The hot new thing to do for your Walt Disney World vacation (though it’s not new at all) is a Disney Reveal. In case you haven’t seen them, Disney Reveals are videos where parents tell their kids — many times the day they’re leaving — that they’re going to Disney, and the kids (hopefully) commence the freak out excitement.
Of course, some don’t go as planned. Sometimes the kids either get upset that they’re going to the airport instead of wherever else they were told they were going, or they just have no reaction, ending in an anti-climatic cell phone video.
As much fun as those videos (that do go as planned) are, I’m here to argue why you should NOT have a last minute Disney vacation reveal.
I’m one of those people who actually enjoys planning a Walt Disney World vacation. Yes, I love researching and getting up early to make advanced dining reservations and book FastPasses. So with each new activity I book or look into, I get more and more excited about the trip and want to share that excitement with my kids.
Even if you don’t like the planning aspect, you can still feel the excitement as the details of your trip come together. For my kids, every time they see a commercial for Walt Disney World, they get excited and shout out, “I’m going there!” Every time we talk about the trip, their eyes light up. While it probably won’t make a difference in their excitement levels once we are there, we already have memories from this trip of their excitement about it before we leave.
Keep Plans from Derailing
This should really be “keep plans from derailing…for the most part” because it’s Disney, and plans are bound to be adjusted due to weather, energy levels, and so much more. The reason I say telling your kids can help keep plans from derailing is because they will know what you planned and be expecting it (or something close to it). So if you say you’re going to rope drop Peter Pan’s Flight, they won’t be expecting to ride Seven Dwarfs Mine Train first thing instead.

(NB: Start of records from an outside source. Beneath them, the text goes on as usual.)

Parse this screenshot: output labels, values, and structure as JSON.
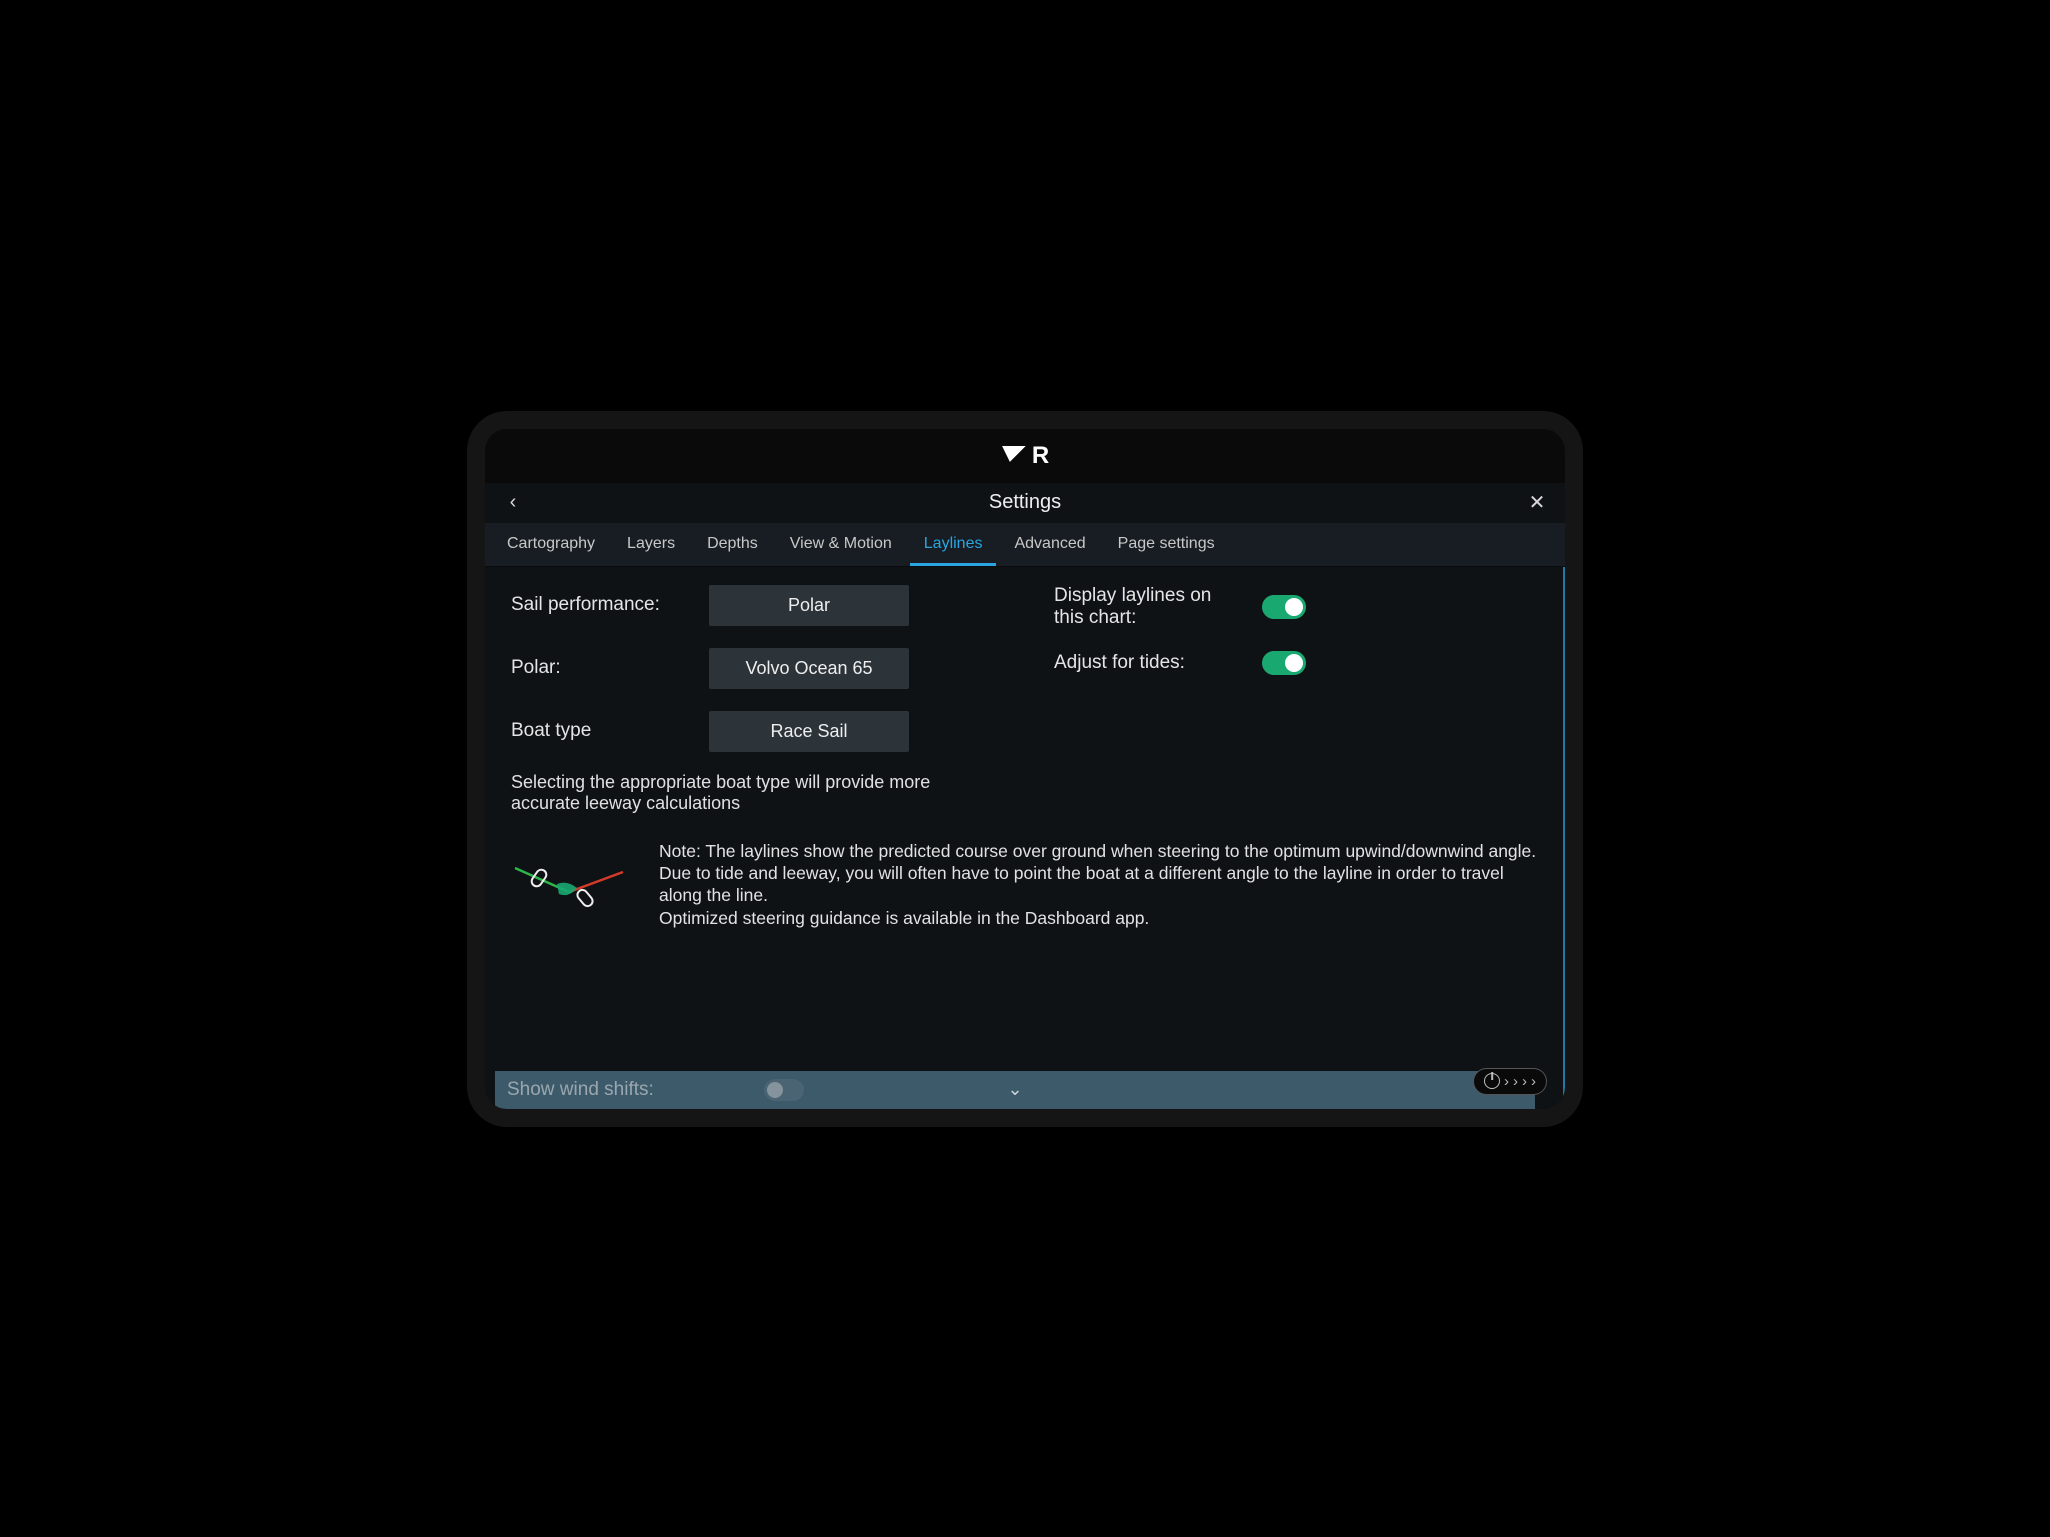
{
  "header": {
    "title": "Settings"
  },
  "tabs": [
    {
      "label": "Cartography",
      "active": false
    },
    {
      "label": "Layers",
      "active": false
    },
    {
      "label": "Depths",
      "active": false
    },
    {
      "label": "View & Motion",
      "active": false
    },
    {
      "label": "Laylines",
      "active": true
    },
    {
      "label": "Advanced",
      "active": false
    },
    {
      "label": "Page settings",
      "active": false
    }
  ],
  "settings": {
    "sail_performance": {
      "label": "Sail performance:",
      "value": "Polar"
    },
    "polar": {
      "label": "Polar:",
      "value": "Volvo Ocean 65"
    },
    "boat_type": {
      "label": "Boat type",
      "value": "Race Sail"
    },
    "display_laylines": {
      "label": "Display laylines on this chart:",
      "on": true
    },
    "adjust_for_tides": {
      "label": "Adjust for tides:",
      "on": true
    },
    "helper_text": "Selecting the appropriate boat type will provide more accurate leeway calculations",
    "note_text": "Note:  The laylines show the predicted course over ground when steering to the optimum upwind/downwind angle. Due to tide and leeway, you will often have to point the boat at a different angle to the layline in order to travel along the line.\nOptimized steering guidance is available in the Dashboard app.",
    "show_wind_shifts": {
      "label": "Show wind shifts:",
      "on": false
    }
  }
}
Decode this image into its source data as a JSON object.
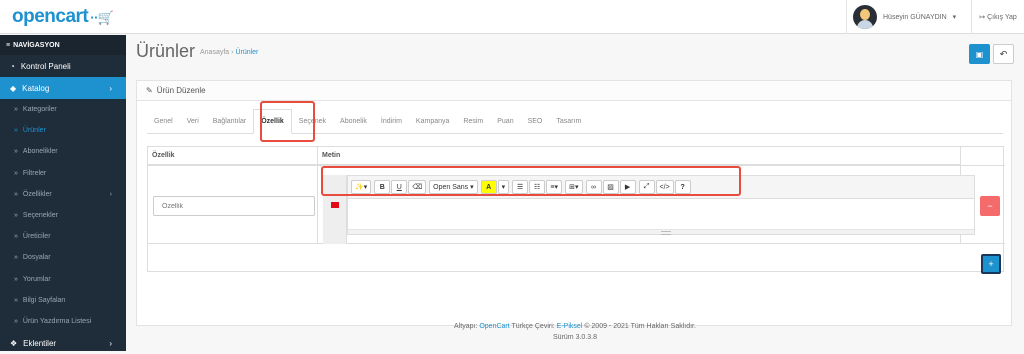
{
  "header": {
    "logo": "opencart",
    "logo_cart": "··🛒",
    "user_name": "Hüseyin GÜNAYDIN",
    "user_caret": "▾",
    "logout_icon": "↦",
    "logout_label": "Çıkış Yap"
  },
  "sidebar": {
    "nav_icon": "≡",
    "nav_label": "NAVİGASYON",
    "dashboard_icon": "◔",
    "dashboard_label": "Kontrol Paneli",
    "catalog_icon": "◆",
    "catalog_label": "Katalog",
    "catalog_caret": "›",
    "sub_arrow": "»",
    "items": [
      {
        "label": "Kategoriler",
        "caret": ""
      },
      {
        "label": "Ürünler",
        "caret": ""
      },
      {
        "label": "Abonelikler",
        "caret": ""
      },
      {
        "label": "Filtreler",
        "caret": ""
      },
      {
        "label": "Özellikler",
        "caret": "›"
      },
      {
        "label": "Seçenekler",
        "caret": ""
      },
      {
        "label": "Üreticiler",
        "caret": ""
      },
      {
        "label": "Dosyalar",
        "caret": ""
      },
      {
        "label": "Yorumlar",
        "caret": ""
      },
      {
        "label": "Bilgi Sayfaları",
        "caret": ""
      },
      {
        "label": "Ürün Yazdırma Listesi",
        "caret": ""
      }
    ],
    "extensions_icon": "❖",
    "extensions_label": "Eklentiler",
    "extensions_caret": "›"
  },
  "page": {
    "title": "Ürünler",
    "breadcrumb_home": "Anasayfa",
    "breadcrumb_sep": "›",
    "breadcrumb_current": "Ürünler",
    "save_icon": "▣",
    "back_icon": "↶"
  },
  "panel": {
    "edit_icon": "✎",
    "title": "Ürün Düzenle",
    "tabs": [
      "Genel",
      "Veri",
      "Bağlantılar",
      "Özellik",
      "Seçenek",
      "Abonelik",
      "İndirim",
      "Kampanya",
      "Resim",
      "Puan",
      "SEO",
      "Tasarım"
    ],
    "active_tab": "Özellik"
  },
  "table": {
    "col_feature": "Özellik",
    "col_text": "Metin",
    "feature_placeholder": "Özellik",
    "remove_icon": "−",
    "add_icon": "+"
  },
  "editor": {
    "font_name": "Open Sans",
    "caret": "▾",
    "wand": "✨",
    "bold": "B",
    "underline": "U",
    "eraser": "⌫",
    "color_a": "A",
    "ul": "☰",
    "ol": "☷",
    "para": "≡",
    "table": "⊞",
    "link": "∞",
    "picture": "▨",
    "video": "▶",
    "fullscreen": "⤢",
    "code": "</>",
    "help": "?"
  },
  "footer": {
    "line1_prefix": "Altyapı:",
    "opencart": "OpenCart",
    "middle": "Türkçe Çeviri:",
    "epiksel": "E-Piksel",
    "suffix": "© 2009 - 2021 Tüm Hakları Saklıdır.",
    "version": "Sürüm 3.0.3.8"
  },
  "colors": {
    "accent": "#1e91cf",
    "sidebar": "#1f2d3a",
    "danger": "#f56b6b",
    "highlight": "#e74c3c"
  }
}
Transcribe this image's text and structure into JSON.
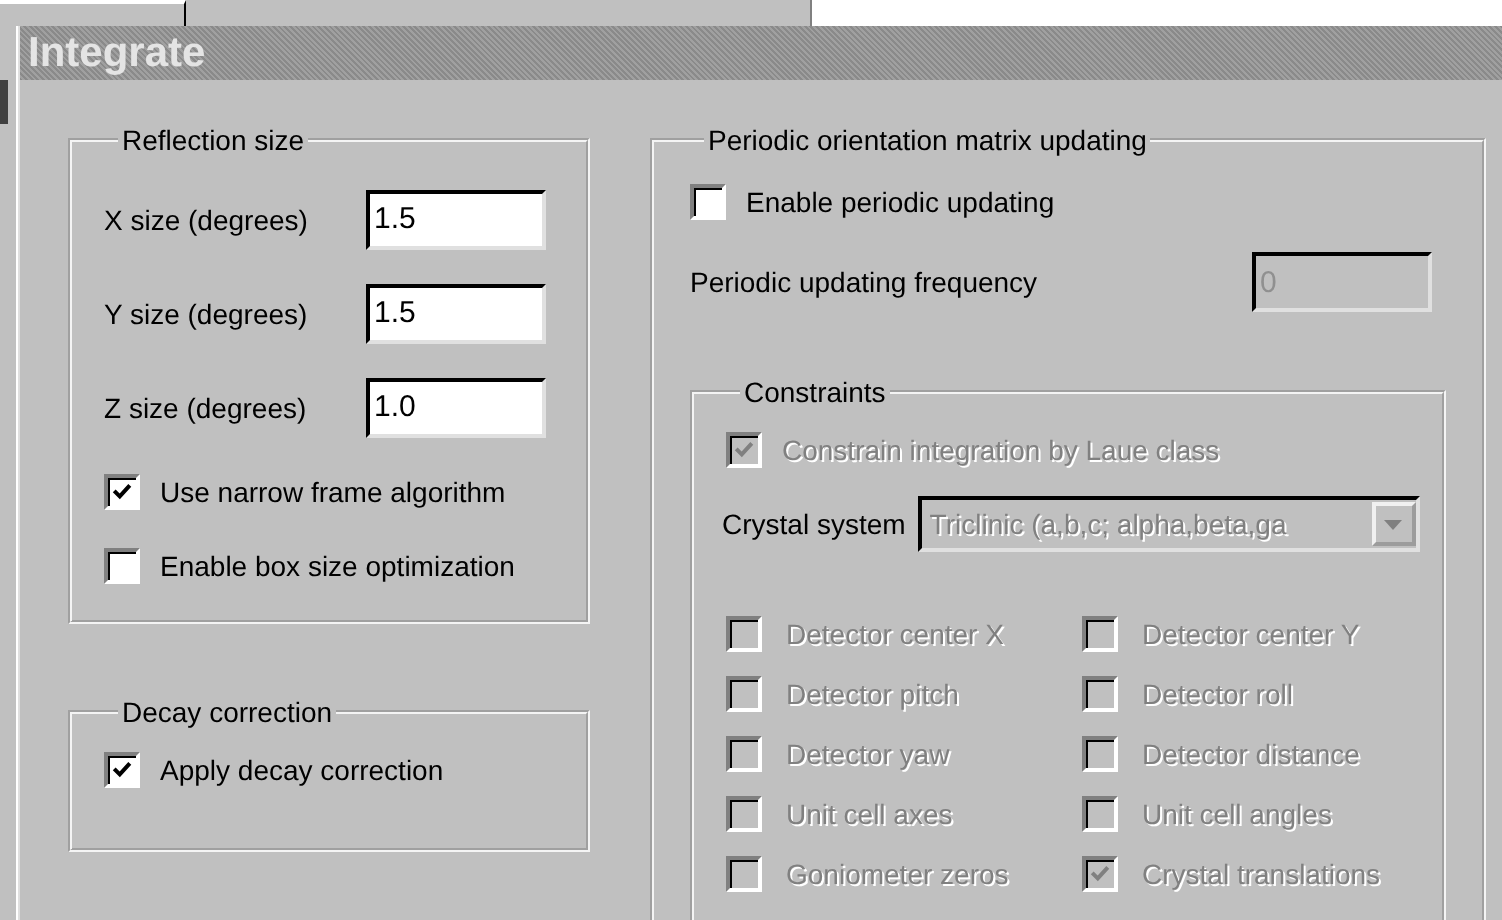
{
  "window": {
    "title": "Integrate"
  },
  "reflection_size": {
    "title": "Reflection size",
    "fields": [
      {
        "label": "X size (degrees)",
        "value": "1.5"
      },
      {
        "label": "Y size (degrees)",
        "value": "1.5"
      },
      {
        "label": "Z size (degrees)",
        "value": "1.0"
      }
    ],
    "options": [
      {
        "label": "Use narrow frame algorithm",
        "checked": true
      },
      {
        "label": "Enable box size optimization",
        "checked": false
      }
    ]
  },
  "decay_correction": {
    "title": "Decay correction",
    "options": [
      {
        "label": "Apply decay correction",
        "checked": true
      }
    ]
  },
  "periodic_updating": {
    "title": "Periodic orientation matrix updating",
    "enable": {
      "label": "Enable periodic updating",
      "checked": false
    },
    "frequency": {
      "label": "Periodic updating frequency",
      "value": "0",
      "disabled": true
    },
    "constraints": {
      "title": "Constraints",
      "laue": {
        "label": "Constrain integration by Laue class",
        "checked": true,
        "disabled": true
      },
      "crystal_system": {
        "label": "Crystal system",
        "value": "Triclinic (a,b,c; alpha,beta,ga",
        "disabled": true
      },
      "items": [
        {
          "label": "Detector center X",
          "checked": false,
          "disabled": true
        },
        {
          "label": "Detector center Y",
          "checked": false,
          "disabled": true
        },
        {
          "label": "Detector pitch",
          "checked": false,
          "disabled": true
        },
        {
          "label": "Detector roll",
          "checked": false,
          "disabled": true
        },
        {
          "label": "Detector yaw",
          "checked": false,
          "disabled": true
        },
        {
          "label": "Detector distance",
          "checked": false,
          "disabled": true
        },
        {
          "label": "Unit cell axes",
          "checked": false,
          "disabled": true
        },
        {
          "label": "Unit cell angles",
          "checked": false,
          "disabled": true
        },
        {
          "label": "Goniometer zeros",
          "checked": false,
          "disabled": true
        },
        {
          "label": "Crystal translations",
          "checked": true,
          "disabled": true
        }
      ]
    }
  }
}
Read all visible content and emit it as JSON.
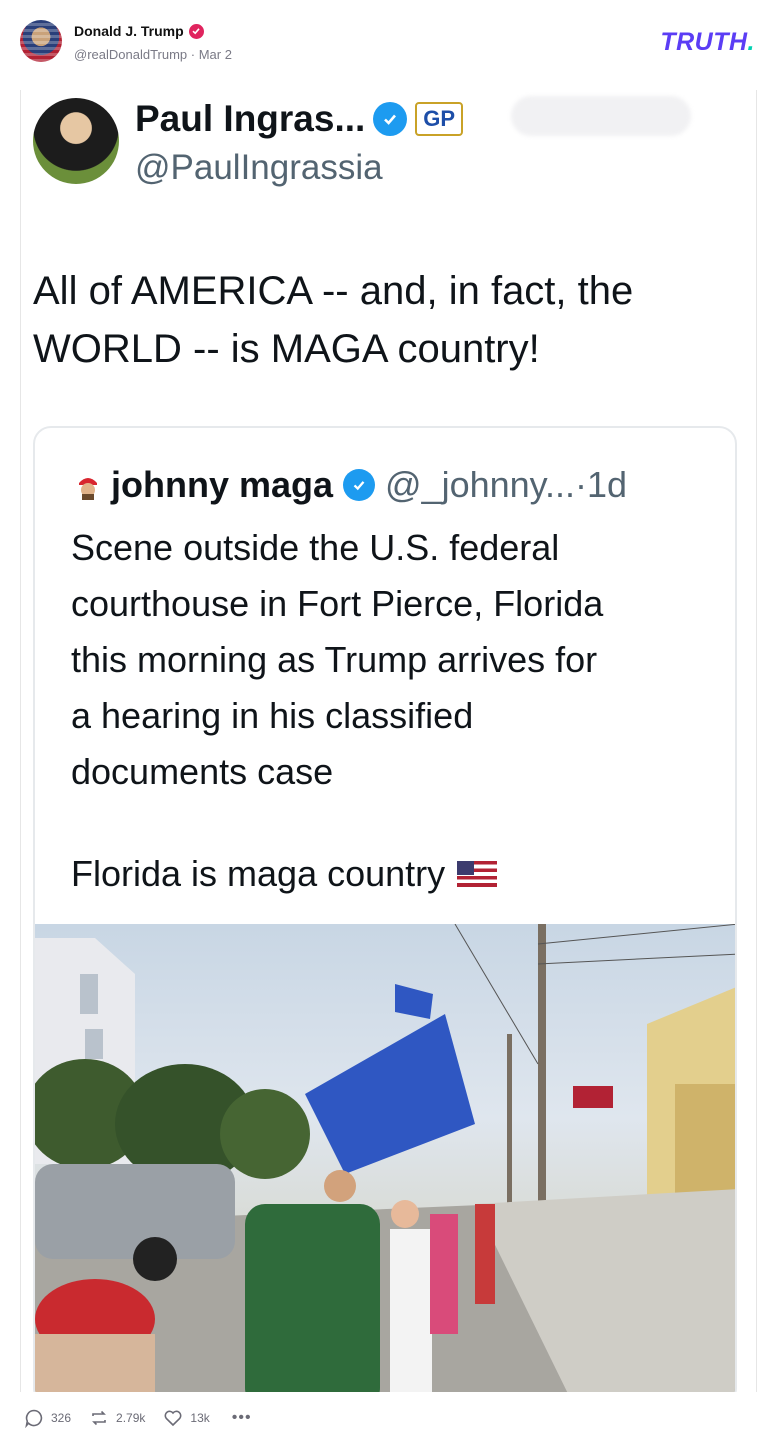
{
  "post": {
    "author_name": "Donald J. Trump",
    "author_handle_date": "@realDonaldTrump · Mar 2",
    "brand": "TRUTH",
    "brand_dot": "."
  },
  "embedded": {
    "name": "Paul Ingras...",
    "gp_label": "GP",
    "handle": "@PaulIngrassia",
    "text_line1": "All of AMERICA -- and, in fact, the",
    "text_line2": "WORLD -- is MAGA country!",
    "quote": {
      "name": "johnny maga",
      "handle_time": "@_johnny...·1d",
      "lines": [
        "Scene outside the U.S. federal",
        "courthouse in Fort Pierce, Florida",
        "this morning as Trump arrives for",
        "a hearing in his classified",
        "documents case"
      ],
      "closing": "Florida is maga country"
    }
  },
  "actions": {
    "replies": "326",
    "retruths": "2.79k",
    "likes": "13k",
    "more": "•••"
  },
  "colors": {
    "brand": "#5b3df5",
    "brand_dot": "#00d1b2",
    "verified": "#e0245e",
    "twitter_blue": "#1d9bf0"
  },
  "icons": [
    "verified-badge-icon",
    "reply-icon",
    "retruth-icon",
    "like-icon",
    "more-icon",
    "flag-icon"
  ]
}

You’re conditioning them to be ready to follow an itinerary based on your FastPasses and ride priorities, which they can help decide. For those on their first trip, maybe you can explain what Peter Pan’s Flight is, and then they’re so hyped up about that ride, they won’t want to derail their plans and head to other rides.
If you are not the planning type and just want to wing it, it will prepare them for that too. You can discuss that there will be lines that can’t be avoided, and some rides you may want to come back to. Your kids will have a level of what to expect.
Limit Scare Factor
This is a big one for small children. My four-year-old will finally be tall enough for some of the bigger roller coasters, but she’s a bit timid. So instead of wasting a FastPass on Slinky Dog Dash only for her to get there and say “nope,” I showed her YouTube videos of what the rides are like. Could we still get there, and she freaks out seeing them in person? Of course! She is always surprising me in that aspect, but at least her excitement and expectations for the rides give me hope that she’ll try them out.
While the idea seems great, and it could leave you with an awesome video, I think the biggest reason for not waiting until the last minute to reveal their trip is it could be too hard to contain your own excitement. So I say spread the joy and let the cat out of the bag early so you can all plan the next vacation together.